In an article on John McCain, former TAP bigwig Michael Tomasky reminds us of uncomfortable facts from McCain's run for the presidency in 1999 and 2000.
[McCain's call for national sacrifice] was something that I think many journalists and liberals and especially young people found appealing. David Foster Wallace certainly loved it, and he points out in his essay that the idea was part-and-parcel of the whole McCain package—the straight talk and the POW years conferred upon McCain a legitimacy to demand sacrifice of citizens, and his credentials made the call real and not "just one more piece of the carefully scripted bullshit that presidential candidates hand us as they go about the self-interested business of trying to become" president...McCain says he believes in the "beautiful fatalism" of noble lost causes, and he confounded reporters in 2000 by exhibiting apprehension after his New Hampshire win and relief after his South Carolina defeat. Such responses captivated many people.
Indeed, there were many liberals who liked McCain. It was not just the press and independents who fell in love with the guy. So here's the question: did liberals change, or did McCain?

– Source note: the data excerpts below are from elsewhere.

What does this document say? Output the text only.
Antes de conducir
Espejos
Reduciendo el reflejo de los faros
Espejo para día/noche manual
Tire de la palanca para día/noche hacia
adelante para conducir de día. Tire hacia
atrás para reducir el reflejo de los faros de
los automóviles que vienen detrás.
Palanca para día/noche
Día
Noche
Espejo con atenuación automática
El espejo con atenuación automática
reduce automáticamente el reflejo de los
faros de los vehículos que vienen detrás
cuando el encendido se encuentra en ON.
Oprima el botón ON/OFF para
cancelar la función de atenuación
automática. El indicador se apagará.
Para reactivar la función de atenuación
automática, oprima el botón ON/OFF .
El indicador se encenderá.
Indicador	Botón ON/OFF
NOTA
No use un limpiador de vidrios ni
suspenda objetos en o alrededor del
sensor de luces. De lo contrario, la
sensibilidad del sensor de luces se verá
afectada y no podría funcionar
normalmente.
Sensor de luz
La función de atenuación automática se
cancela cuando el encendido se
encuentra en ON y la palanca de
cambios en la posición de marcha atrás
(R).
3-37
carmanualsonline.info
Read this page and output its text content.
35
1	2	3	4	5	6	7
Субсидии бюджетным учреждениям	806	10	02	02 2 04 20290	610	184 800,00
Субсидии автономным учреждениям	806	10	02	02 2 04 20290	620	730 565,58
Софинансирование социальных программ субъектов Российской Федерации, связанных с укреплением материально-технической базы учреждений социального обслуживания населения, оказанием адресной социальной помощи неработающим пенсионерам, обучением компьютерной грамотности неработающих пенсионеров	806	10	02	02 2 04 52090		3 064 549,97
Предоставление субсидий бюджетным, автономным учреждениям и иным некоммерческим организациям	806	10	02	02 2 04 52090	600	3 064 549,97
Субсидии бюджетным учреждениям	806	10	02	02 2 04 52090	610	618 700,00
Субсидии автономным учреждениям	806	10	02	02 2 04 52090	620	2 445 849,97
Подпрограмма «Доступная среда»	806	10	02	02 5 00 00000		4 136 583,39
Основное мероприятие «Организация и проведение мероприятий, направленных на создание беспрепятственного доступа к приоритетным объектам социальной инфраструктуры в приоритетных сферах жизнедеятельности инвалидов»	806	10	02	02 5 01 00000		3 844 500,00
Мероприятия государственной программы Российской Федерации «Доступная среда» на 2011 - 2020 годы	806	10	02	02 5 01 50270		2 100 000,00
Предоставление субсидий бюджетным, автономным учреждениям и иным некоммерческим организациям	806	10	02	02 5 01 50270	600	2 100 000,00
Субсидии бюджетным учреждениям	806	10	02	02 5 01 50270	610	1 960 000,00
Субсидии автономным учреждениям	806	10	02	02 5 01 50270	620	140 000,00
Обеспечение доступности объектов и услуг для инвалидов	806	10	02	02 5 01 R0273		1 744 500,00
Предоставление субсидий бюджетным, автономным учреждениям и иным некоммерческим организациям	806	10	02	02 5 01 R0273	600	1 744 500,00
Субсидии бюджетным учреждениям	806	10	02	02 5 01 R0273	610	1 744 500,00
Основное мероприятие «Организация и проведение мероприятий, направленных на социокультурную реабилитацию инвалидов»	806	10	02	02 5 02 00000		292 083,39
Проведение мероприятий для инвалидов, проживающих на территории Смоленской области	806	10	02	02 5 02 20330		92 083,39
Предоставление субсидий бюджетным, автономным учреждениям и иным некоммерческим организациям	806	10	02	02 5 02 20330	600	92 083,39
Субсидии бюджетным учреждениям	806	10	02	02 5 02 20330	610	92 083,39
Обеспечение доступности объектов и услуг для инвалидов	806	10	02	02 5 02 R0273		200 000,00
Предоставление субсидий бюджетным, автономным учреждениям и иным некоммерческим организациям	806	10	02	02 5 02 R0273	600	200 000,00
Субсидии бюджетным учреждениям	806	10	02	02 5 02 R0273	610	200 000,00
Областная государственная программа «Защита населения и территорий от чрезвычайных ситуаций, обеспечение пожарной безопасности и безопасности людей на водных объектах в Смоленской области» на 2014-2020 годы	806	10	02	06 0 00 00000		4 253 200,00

I think both are true. Foreign policy was not a big issue in the 2000 election, so McCain's calls for "rogue state rollback" didn't attract a lot of attention or seem worrisome. Since then, however, we've seen the consequences of McCain's ideas in Iraq. As a result, many liberals have become much more averse to the use of force abroad. On the other hand, McCain has just abandoned his once-cherished position on a host of issues: the danger of the religious right, campaign finance reform, tax cuts, even torture. So it's only natural that liberals see McCain as something worse than a genuine conservative: they see him as a sellout. There's no denying, however, that many of us really did once have a thing for the Arizona senator.